A little deja vu
In early March, when panic and restrictions made its way into the U.S., it all felt familiar. The isolation, helplessness, and loss of independence to make my own choices felt familiar. My restricted freedom to dine out and see who I wanted felt familiar. The anxiety grocery shopping gave me, felt familiar too.
It felt like Residential Treatment for anorexia.
At the beginning of the pandemic I was angry. Angry I had to feel these lonely, helpless, scared feelings again, after fighting so hard to be recovered. Yet I am not sick! I was bitter towards the ill who ruined it all for me. That some how the pandemic and shut downs took away my accomplishment of recovery.
It felt like Residential Treatment
Where grocery shopping caused anxiety for residents and some people hoarded food, and I watched in hora. In treatment I could not see my family, or go out to restaurants, museums, or concerts. I was quarantined, for an illness that is reported to affect 30 million people in the USA alone and kill about 10% off them. And the ones that wanted to get better were isolated in treatment, but our loved ones were not.

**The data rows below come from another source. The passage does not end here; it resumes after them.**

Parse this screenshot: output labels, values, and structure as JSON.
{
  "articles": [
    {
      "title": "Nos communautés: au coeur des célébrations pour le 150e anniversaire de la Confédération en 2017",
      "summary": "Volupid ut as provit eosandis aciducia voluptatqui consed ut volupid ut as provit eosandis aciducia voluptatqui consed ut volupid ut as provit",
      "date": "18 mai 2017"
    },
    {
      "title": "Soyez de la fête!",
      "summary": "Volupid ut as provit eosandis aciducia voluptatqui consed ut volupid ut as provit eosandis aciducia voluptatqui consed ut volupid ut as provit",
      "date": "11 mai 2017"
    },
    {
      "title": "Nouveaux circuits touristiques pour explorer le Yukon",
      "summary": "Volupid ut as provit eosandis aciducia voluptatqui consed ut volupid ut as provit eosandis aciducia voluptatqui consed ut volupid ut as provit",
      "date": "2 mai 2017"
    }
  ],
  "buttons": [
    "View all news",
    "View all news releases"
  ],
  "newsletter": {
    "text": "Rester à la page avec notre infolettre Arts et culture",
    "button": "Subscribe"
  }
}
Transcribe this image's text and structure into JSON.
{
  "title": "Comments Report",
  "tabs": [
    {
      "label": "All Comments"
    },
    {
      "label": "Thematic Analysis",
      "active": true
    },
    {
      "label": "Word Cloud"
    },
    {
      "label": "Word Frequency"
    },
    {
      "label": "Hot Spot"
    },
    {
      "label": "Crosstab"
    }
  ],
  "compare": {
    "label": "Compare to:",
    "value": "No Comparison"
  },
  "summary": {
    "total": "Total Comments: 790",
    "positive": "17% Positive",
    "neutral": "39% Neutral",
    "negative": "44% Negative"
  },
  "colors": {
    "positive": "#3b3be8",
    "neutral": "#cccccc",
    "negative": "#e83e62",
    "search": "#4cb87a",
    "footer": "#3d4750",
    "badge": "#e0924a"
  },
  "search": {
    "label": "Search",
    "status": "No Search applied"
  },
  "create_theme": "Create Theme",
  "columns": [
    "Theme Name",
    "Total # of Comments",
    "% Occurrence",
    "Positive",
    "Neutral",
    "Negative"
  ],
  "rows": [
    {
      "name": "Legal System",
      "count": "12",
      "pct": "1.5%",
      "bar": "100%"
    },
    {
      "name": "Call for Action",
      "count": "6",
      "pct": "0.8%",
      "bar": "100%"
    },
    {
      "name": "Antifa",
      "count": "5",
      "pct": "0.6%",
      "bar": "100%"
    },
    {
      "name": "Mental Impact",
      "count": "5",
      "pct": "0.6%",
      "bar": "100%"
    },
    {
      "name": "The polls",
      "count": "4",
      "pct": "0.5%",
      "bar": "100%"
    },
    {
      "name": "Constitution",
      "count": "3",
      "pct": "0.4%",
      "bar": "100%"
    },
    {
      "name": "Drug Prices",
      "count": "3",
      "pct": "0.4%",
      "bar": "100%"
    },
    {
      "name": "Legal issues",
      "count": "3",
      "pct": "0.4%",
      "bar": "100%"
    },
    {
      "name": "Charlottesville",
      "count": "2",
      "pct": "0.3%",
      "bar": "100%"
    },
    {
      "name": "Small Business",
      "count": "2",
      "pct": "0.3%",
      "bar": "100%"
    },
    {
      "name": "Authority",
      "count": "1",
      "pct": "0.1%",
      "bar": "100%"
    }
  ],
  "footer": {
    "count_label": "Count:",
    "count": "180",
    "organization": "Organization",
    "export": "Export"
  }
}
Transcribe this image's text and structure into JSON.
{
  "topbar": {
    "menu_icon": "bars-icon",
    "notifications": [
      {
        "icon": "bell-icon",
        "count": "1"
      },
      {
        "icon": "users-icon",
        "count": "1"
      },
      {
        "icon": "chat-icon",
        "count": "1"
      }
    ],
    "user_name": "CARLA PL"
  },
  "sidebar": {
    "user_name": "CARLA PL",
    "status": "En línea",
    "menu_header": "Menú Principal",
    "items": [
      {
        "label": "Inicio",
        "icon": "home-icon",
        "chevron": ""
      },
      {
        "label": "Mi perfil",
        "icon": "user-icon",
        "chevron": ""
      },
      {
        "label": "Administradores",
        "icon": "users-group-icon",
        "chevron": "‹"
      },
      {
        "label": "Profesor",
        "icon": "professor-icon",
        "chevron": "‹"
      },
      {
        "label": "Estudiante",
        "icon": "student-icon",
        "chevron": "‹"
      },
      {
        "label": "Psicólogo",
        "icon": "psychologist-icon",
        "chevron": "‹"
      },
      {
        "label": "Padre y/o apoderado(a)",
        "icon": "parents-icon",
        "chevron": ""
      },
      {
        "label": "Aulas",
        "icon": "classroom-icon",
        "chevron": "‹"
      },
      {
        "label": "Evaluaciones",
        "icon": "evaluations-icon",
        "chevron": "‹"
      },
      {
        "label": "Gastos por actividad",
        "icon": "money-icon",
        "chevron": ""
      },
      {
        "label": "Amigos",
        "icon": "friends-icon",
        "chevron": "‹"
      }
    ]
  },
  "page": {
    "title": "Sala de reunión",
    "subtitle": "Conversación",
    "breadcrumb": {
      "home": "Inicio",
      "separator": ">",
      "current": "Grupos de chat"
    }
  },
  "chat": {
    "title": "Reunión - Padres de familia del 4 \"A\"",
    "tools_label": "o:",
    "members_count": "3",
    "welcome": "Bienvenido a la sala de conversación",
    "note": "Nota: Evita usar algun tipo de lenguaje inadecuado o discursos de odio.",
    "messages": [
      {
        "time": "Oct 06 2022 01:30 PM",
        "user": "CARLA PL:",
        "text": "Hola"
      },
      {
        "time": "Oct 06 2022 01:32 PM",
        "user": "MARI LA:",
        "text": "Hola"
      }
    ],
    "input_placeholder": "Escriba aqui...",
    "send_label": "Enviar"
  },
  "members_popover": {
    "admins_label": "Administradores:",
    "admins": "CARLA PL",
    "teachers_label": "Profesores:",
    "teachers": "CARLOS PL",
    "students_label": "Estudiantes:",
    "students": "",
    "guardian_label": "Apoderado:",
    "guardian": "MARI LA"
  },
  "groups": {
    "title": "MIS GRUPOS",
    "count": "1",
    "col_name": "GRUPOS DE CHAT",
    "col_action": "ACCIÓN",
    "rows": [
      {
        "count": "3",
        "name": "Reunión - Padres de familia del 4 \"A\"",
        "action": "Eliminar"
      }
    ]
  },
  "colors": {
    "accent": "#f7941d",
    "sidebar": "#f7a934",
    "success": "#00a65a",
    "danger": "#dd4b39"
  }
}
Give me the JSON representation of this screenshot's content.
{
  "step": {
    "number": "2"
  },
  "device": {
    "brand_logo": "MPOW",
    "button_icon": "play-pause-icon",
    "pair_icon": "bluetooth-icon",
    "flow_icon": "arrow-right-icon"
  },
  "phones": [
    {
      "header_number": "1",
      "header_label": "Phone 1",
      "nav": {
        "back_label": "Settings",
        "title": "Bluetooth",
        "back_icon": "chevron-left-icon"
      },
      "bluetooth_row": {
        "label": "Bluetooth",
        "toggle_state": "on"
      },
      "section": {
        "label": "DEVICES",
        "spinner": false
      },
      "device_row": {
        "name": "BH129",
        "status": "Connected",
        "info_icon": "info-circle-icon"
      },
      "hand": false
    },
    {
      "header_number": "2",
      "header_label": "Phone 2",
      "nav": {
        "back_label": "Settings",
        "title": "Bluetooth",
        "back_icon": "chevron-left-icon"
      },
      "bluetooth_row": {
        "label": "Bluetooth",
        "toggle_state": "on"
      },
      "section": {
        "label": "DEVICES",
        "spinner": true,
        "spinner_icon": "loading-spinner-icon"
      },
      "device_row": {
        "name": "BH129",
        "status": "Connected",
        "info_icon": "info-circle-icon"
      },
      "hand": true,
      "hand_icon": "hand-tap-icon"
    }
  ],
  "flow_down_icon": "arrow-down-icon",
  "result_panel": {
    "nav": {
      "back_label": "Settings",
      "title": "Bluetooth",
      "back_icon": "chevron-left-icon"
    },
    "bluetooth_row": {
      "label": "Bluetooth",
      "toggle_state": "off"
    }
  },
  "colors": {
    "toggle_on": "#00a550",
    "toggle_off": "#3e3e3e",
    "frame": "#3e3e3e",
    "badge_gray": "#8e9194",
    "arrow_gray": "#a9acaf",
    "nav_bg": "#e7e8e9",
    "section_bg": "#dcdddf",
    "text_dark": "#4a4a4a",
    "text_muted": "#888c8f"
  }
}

Unlike COVID-19 no state or federal official ever tried to make things better for us.
This Quarantine, it feels like
Putting my life on hold to recover. It feels like missing out on job opportunities, dances, and connections with people. It reminds me that things do get better. That getting rid of anorexia was long, and it was hard. There were times it felt worthless, like no progress was being made. But today, almost a year later, I look back and see… it was worth it. And I am thriving.
We will get through this. We will be stronger. And God is on our side.